Et le thé est à peine assez fort, les heures à peine assez longues pour explorer le noir et blanc et réfléchir à ce que je veux en faire.

Avant de choisir le temporaire et la facilité...

...à moins que je décide de faire des spirales ma signature !

18.10.08

L'heure du thé


Mon courrier a la couleur ambrée du Darjeeling qui accompagne si bien les cookies au kabocha.

"Quand j'étais petit, je recopiais des livres entiers ou des passages entiers de livres que j'envoyais à mon amie. J'aurais pu lui envoyer les livres, mais je lui envoyais des copies, écrites de ma main, de livres que j'aimais. Si je lui avais envoyé les livres, je lui aurais envoyé de la littérature. Telle ne devait pas être mon intention. Mon intention devait être de lui dire que je l'aimais en lui envoyant, copiés de ma main, des livres ou des passages de livres que j'aimais. En lui adressant ces copies, je lui adressais de la littéralité."
Emmanuel Hocquard. Ma haie.

17.10.08

Les petits déjeuners enchantés


"Dans les mangas, les personnages ont l'air de manger autrement. ça a l'air simple, raffiné, mesuré, délicieux. On mange comme on regarde un beau tableau ou comme on chante dans une chorale. C'est ni trop ni pas assez : mesuré, au bon sens du terme. Peut-être que je me trompe complètement mais la cuisine française, ça me semble vieux et prétentieux, alors que la cuisine japonaise, ça a l'air... eh bien, ni jeune ni vieux. Eternel et divin.
Bref, M. Arthens est mourant. Je me demande ce qu'il faisait, le matin, pour rentrer dans son rôle de vrai méchant. Peut-être un café serré en lisant la concurrence ou bien un petit déjeuner américain avec des saucisses et des patates sautées. Que faisons-nous le matin ? Papa lit le journal en buvant du café, maman boit du café en feuilletant des catalogues, Colombe boit du café en écoutant France Inter et moi, je bois du chocolat en lisant des mangas. En ce moment, je lis des mangas de Taniguchi, un génie qui m'apprend beaucoup de choses sur les hommes.
Mais hier, j'ai demandé à maman si je pouvais boire du thé. Mamie boit du thé noir au petit déjeuner, du thé parfumé à la bergamote. Même si je ne trouve pas ça terrible, ça a l'air toujours plus gentil que le café, qui est une boisson de méchant. Mais au restaurant, hier soir, maman a commandé un thé au jasmin et elle m'a fait goûter.
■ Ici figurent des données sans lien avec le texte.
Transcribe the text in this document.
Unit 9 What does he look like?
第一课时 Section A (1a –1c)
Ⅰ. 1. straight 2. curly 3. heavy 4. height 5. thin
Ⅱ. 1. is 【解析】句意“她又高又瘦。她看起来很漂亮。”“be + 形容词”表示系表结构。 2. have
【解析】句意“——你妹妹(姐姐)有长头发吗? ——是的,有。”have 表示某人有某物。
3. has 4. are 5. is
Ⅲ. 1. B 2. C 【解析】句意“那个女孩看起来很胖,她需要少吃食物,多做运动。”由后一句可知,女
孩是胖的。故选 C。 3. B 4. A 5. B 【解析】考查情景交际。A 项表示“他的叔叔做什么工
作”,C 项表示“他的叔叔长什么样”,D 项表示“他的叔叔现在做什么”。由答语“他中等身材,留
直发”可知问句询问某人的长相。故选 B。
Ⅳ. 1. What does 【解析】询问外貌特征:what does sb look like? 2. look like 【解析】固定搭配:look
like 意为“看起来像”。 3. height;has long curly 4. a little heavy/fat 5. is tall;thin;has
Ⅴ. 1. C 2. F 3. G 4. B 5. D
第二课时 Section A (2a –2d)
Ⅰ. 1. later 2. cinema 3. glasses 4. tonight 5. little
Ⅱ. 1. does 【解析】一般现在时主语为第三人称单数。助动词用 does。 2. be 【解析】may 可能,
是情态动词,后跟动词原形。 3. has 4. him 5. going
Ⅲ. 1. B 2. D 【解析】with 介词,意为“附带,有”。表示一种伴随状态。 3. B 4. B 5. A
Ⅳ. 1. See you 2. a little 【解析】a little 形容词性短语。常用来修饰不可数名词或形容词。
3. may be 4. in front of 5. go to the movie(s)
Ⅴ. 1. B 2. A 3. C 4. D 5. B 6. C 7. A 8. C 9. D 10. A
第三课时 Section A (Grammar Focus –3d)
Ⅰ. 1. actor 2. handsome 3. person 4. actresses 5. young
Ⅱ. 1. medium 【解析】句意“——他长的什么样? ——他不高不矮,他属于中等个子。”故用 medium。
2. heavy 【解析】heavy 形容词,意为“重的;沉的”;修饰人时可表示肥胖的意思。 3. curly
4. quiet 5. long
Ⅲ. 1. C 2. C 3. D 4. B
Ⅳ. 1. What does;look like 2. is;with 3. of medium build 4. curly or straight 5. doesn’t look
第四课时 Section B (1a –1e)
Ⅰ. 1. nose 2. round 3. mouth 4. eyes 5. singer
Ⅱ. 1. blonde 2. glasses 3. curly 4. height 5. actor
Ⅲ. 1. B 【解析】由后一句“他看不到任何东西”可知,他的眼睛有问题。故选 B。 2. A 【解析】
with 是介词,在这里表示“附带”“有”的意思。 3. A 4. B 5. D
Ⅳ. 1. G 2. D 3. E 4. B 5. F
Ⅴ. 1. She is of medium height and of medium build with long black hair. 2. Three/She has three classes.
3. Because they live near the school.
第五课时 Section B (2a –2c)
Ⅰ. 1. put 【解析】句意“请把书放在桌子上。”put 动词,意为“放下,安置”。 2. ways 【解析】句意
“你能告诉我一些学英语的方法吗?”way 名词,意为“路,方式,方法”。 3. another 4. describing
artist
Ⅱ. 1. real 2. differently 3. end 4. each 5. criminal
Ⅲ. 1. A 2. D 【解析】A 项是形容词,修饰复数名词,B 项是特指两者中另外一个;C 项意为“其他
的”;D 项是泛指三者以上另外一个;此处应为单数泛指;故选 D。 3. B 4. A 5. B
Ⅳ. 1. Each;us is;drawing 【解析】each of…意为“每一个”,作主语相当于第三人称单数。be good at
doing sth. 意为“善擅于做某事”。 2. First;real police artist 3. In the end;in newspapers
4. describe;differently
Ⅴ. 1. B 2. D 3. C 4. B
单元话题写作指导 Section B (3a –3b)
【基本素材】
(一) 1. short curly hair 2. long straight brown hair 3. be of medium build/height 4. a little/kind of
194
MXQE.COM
J'ai trouvé ça tellement bon, tellement "moi" que, ce matin, j'ai dit que c'était ce que je voulais boire dorénavant au petit déjeuner. Maman m'a regardée d'un air bizarre (son air "somnifère mal évacué") puis a dit oui oui ma puce tu as l'âge maintenant.
Thé et manga contre café et journal : l'élégance et l'enchantement contre la triste agressivité des jeux de pouvoir adultes."
Muriel Barbery. L'élégance du hérisson.

Il ne faudrait pas croire que nous ignorons que ces vendredis matins sont des moments de bonheur pur.
Nous le savons. Nous en savourons tous les instants.

16.10.08

C'est jeudi !


A l'heure des rideaux de fer encore clos, j'écris à Madame Gâ et rentre chez moi, poster les échos de mes petits matins dans la boîte aux lettres de nos jeudis.

15.10.08

Dans les draps


Quand Nelson a pris mon bras, devant la photocopieuse, l'a-t-il senti se contracter ?
Ca me réjouit, ici, de n'embrasser que des gens qui me sont proches, de ne serrer des mains qu'occasionnellement. Aussi, je suis toujours surprise par ces gestes inattendus .
Ce pays est réputé pour l'absence de contacts humains.
Pourtant, dans l'Odakyu, nous avons la fatigue, le silence et le sommeil en commun, ces choses si intimes. Et, basculant les uns contre les autres, les corps se touchent dans ces cas-là, les cheveux s'emmêlent, les genoux ne se disjoignent pas. Chacun s'enferme dans sa propre lassitude, peu importe ce que vit le voisin.
Mon voisin, cette fois-là, ne dormait pas. Je le sentais nerveux, à toujours bouger, agiter les jambes, changer de position, ouvrir et refermer son téléphone, vérifier le nom des stations.
Et c'était comme si j'avais affaire à un insomniaque qui se tourne, se retourne, soupire, rallume la lumière, tourne bruyamment les pages d'un magazine, froisse les draps. Le genre de choses qu'on pardonne seulement à l'être qu'on chérit (et qui, lui, d'ailleurs, plutôt que de nous les imposer, s'en va à la cuisine, boire un verre de lait ou lire de la poésie...).
Et j'ai eu envie de lui dire : "mais enfin, monsieur, on ne se connaît pas, veuillez à présent sortir de mon lit !"

14.10.08

Tuesday self portrait (la fête)

"Gertrude Stein disait que les gens peuvent pour ainsi dire être créés par leur nom. Comme je suis griot à Bouliac, donc probablement un peu animiste, je crois que les gens qui écrivent peuvent pour ainsi dire être créés par le caractère typographique qu'ils utilisent. Je sais peu de choses de Mr. Times mais je redoute d'écrire un jour comme lui, s'il a écrit ou comme il aurait écrit, s'il n'a pas écrit. On devrait pouvoir choisir son nom et son caractère, au lieu d'être contraint de s'en remettre aux parents et à Mr. Macintosh."
Emmanuel Hocquard. Ma haie.

Comme l'information ne figure que sur les calendriers bretons, peu de monde la connaît et les autres s'en fichent. Mais il se trouve que, aujourd'hui, c'est ma fête.

12.10.08

La fin d'une averse

Un autre jour, c'était moi dans la rue et j'avais levé les yeux. Il y avait une femme, à ma place. Elle ne me regardait pas. Elle regardait ailleurs mais ne paraissait pas distraite.
Il y avait ces mots qui m'étaient venus à l'esprit : "ultra moderne solitude"...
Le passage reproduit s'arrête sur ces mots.